Afin de « prendre en considération » ces centaines de contributions, les deux agences repoussent à juillet 2023 les conclusions de l’EFSA sur « tous les risques possibles de l’exposition au glyphosate pour les animaux, les humains et l’environnement », un rapport initialement attendu au « second semestre 2022 ».
Cette évaluation est indispensable à la Commission européenne pour décider de la prolongation ou non de l’autorisation délivrée à l’herbicide dans l’UE. L’autorisation actuelle, étendue en 2017 pour cinq ans, expire le 15 décembre 2022, mais elle sera automatiquement prolongée jusqu’à la fin du processus d’évaluation, à moins qu’un risque particulier ne soit identifié entretemps.
Ce désherbant est classé comme « cancérogène probable »
« Je suis profondément préoccupée par le retard de l’évaluation du glyphosate, tout en prenant note du grand intérêt suscité par le processus d’évaluation », a commenté la commissaire à la Santé Stella Kyriakides. « J’ai demandé aux agences de faire tout leur possible pour achever leurs travaux dans les meilleurs délais (mais) il est extrêmement important que toutes les nouvelles preuves soient soigneusement examinées et prises en compte », a-t-elle souligné, rappelant que « les pesticides dont l’innocuité n’a pas été démontrée sont interdits » dans l’UE.

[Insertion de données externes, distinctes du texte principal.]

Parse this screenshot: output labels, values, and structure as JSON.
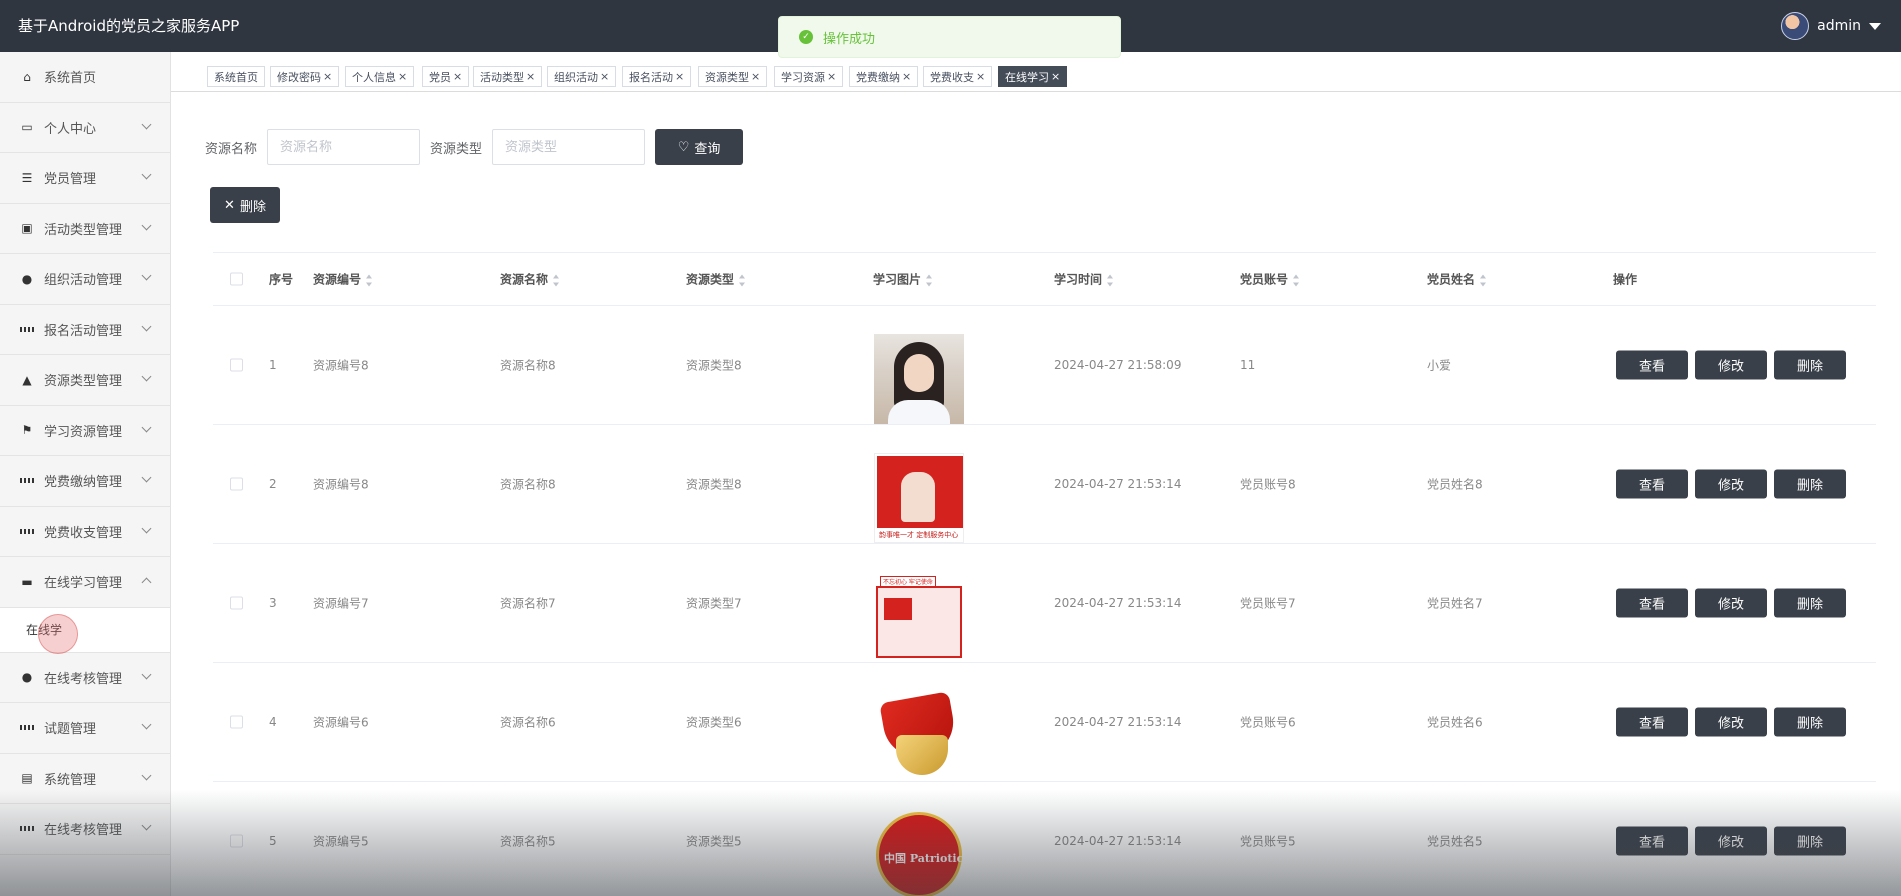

Dans un premier temps, fin mai-début juin selon le nouveau calendrier, l’ECHA devrait publier son « évaluation des risques » liés au glyphosate pour la santé humaine, déterminant notamment si l’herbicide doit être considéré comme cancérogène, mutagène, toxique pour la reproduction ou perturbateur endocrinien. Ce rapport de l’ECHA pourrait conduire la Commission européenne à décider, bien avant l’échéance de mi-décembre, de ne pas reconduire l’autorisation du glyphosate, par exemple s’il est reconnu cancérogène. Dans le cas contraire, la réglementation oblige Bruxelles à prolonger l’utilisation jusqu’au terme du processus d’évaluation.
Le Groupe d’évaluation du glyphosate, composé de quatre États membres rapporteurs (France, Hongrie, Pays-Bas et Suède), doit rendre d’ici « fin septembre » à l’EFSA un avis actualisé, avant une série de consultations et les conclusions finales du régulateur.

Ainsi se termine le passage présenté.